Tasks can block the GUI for input (not the same as freezing the GUI). I.e. you can make modal dialogs. This is done with a blocking scope property.

Tasks are executed by a TaskService that can be serial, thread pooled, parallel, etc. This is an ExecutorService.

TaskMonitor summarizes what's going on in the background. This is useful for status bars, among other things.

Netbeans has very good support for this framework, despite a few bugs.

Session state remembers where you left things. (GUI widgets states and such.) This is done with JavaBeans XML persistence.

Overall this framework looks like a good idea to me, despite a few minor quibbles. This was also the most technical, code-heavy and interesting presentation I've seen yet.

The next session is about improving the install process for Java. It looks good, but there's still an obnoxious license agreement. It's just more hidden. This is definitely something that should be forked. There should be a JRE that does not ask the user to agree to anything, just like all good GPL software.

The new installer will patch in place so you don't have an explosion of JREs. Smaller updates will download faster.

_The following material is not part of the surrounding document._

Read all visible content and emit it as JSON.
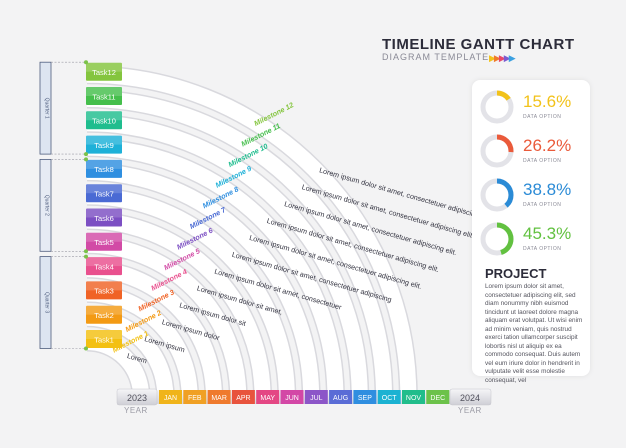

Java Deployment Toolkit, a suite of three tools for detecting and deploying Java code

JavaScript for detection
  • getJREs
  • versionCheck(pattern)
  • installLatestJRE()
  • writeAppletTag(attributes, parameters)
  • runApplet(attributes, parameters)
  • isWebStartInstalled()
  • createWebStartLaunchButton(jnlpURL)
<script src="http://.../delpoyJava.js"/>


This is not seamless but it is better.

Optional browser plug-ins work in concert with the deployment JavaScript.

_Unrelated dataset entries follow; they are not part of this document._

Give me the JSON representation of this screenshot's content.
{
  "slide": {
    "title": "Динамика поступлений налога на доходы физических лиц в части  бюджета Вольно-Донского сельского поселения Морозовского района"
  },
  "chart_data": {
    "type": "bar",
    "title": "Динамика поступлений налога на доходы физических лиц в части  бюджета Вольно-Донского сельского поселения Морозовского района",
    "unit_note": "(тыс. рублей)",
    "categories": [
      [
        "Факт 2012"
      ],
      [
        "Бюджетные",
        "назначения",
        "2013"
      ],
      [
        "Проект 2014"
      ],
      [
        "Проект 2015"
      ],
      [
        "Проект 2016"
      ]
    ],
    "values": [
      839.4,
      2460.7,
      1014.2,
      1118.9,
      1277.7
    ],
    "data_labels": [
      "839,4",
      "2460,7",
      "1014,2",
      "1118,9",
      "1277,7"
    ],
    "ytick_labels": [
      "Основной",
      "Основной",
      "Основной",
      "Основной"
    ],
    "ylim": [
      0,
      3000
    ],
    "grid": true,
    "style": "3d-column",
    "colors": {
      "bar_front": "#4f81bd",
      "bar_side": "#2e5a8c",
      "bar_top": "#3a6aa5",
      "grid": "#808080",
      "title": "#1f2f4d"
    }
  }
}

For standalone applications outside the browser. Detects installed version of Java and installs a newer one if necessary. This is only for Windows.
Java QuickStart

A service that improves cold start by loading VM into disk cache. Warm start is 0.1 seconds if the data is already in memory. Need to improve cold start performance. Loading VM at startup as Office and Acrobat do eats real memory and eventually leads to disk swapping. Touch all files to load them into the disk cache. This doesn't work on low memory systems, but it doesn't hurt; and it does improve matters in most cases.

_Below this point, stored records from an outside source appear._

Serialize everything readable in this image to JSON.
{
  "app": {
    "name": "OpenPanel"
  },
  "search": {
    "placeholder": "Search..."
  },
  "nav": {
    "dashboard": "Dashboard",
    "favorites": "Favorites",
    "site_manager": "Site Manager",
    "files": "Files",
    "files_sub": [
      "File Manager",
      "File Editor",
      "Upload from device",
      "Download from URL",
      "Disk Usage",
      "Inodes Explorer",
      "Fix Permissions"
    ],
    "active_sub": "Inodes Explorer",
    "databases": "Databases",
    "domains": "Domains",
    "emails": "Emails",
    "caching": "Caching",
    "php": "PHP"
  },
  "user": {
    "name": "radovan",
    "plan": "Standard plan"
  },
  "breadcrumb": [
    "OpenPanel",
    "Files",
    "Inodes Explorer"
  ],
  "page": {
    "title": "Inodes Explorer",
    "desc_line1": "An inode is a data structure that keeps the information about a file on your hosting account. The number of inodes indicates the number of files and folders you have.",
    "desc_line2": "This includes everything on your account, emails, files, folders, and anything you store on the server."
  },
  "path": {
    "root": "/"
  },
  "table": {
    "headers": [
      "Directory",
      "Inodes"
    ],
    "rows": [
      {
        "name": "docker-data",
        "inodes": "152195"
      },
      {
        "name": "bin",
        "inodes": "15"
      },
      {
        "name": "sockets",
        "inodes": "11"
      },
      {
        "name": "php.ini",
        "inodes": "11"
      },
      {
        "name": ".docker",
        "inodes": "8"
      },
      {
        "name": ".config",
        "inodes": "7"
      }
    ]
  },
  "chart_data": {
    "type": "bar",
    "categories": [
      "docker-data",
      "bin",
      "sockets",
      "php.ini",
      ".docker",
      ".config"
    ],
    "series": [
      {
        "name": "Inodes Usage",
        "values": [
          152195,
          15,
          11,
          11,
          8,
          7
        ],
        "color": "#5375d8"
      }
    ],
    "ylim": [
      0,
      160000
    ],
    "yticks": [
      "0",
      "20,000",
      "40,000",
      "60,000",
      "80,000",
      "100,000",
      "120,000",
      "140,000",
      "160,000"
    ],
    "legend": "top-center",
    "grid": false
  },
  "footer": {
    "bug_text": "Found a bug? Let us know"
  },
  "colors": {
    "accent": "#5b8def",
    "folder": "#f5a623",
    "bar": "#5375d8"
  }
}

The second announcement is the Java Kernel, a smaller, stripped down library that loads extra classes dynamically at runtime from the network. Most programs use less than half the Java APIs. However it's always a different half. Nothing can be deleted.

Sounds good. This should all make applets much easier to deploy. Now if only there were some decent tools for writing applets like there are for Flash and (increasingly) AJAX.

The next session is about JSR 311, RESTful Web Services for Java. Developers prefer to consume REST services to SOAP, given the choice. However the Java HTTP APIs are low level. Can we fix this? (That's their thoughts. Mine are that this is a feature, not a bug.) Seems like mostly server side. They want to use annotations instead of servlet logic and URI templates instead of web.xml. What we really need here is a better HTTP API. Maybe this is it. I'm not sure.

They're looking for RAILS like tool support that automatically generates RESTful APIs from a database that exposes CRUD operations.

They want to generate clients (maybe mostly for testing) from the server side annotations too. This involves WADL.

At the first BoF, I got a direct answer to the question of whether Sun would come after me for using the word "Java" in the context of package names such as java.lang and java.util in an incompatible fork of the JDK. The short answer:


I spent a little time in Neal Gafter's Closures BoF, but mostly he just reiterated the same slide deck that didn't convince me the first two times I saw it, and that he'll probably go over again on Friday. I was tired so I left early. There may well be a case to be made for closures, but so far Neal isn't making it. He hadn't planned to reuse the same slides again last night, but half the audience wasn't familiar with his proposal. Still, it would have made more sense to let the first couple of questions be "What's a closure?" and "Why does Java need closures?" and then answer them spontaneously rather than reiterating the same talk he's giving twice more at this conference, and that has been widely disseminated on the Internet previously.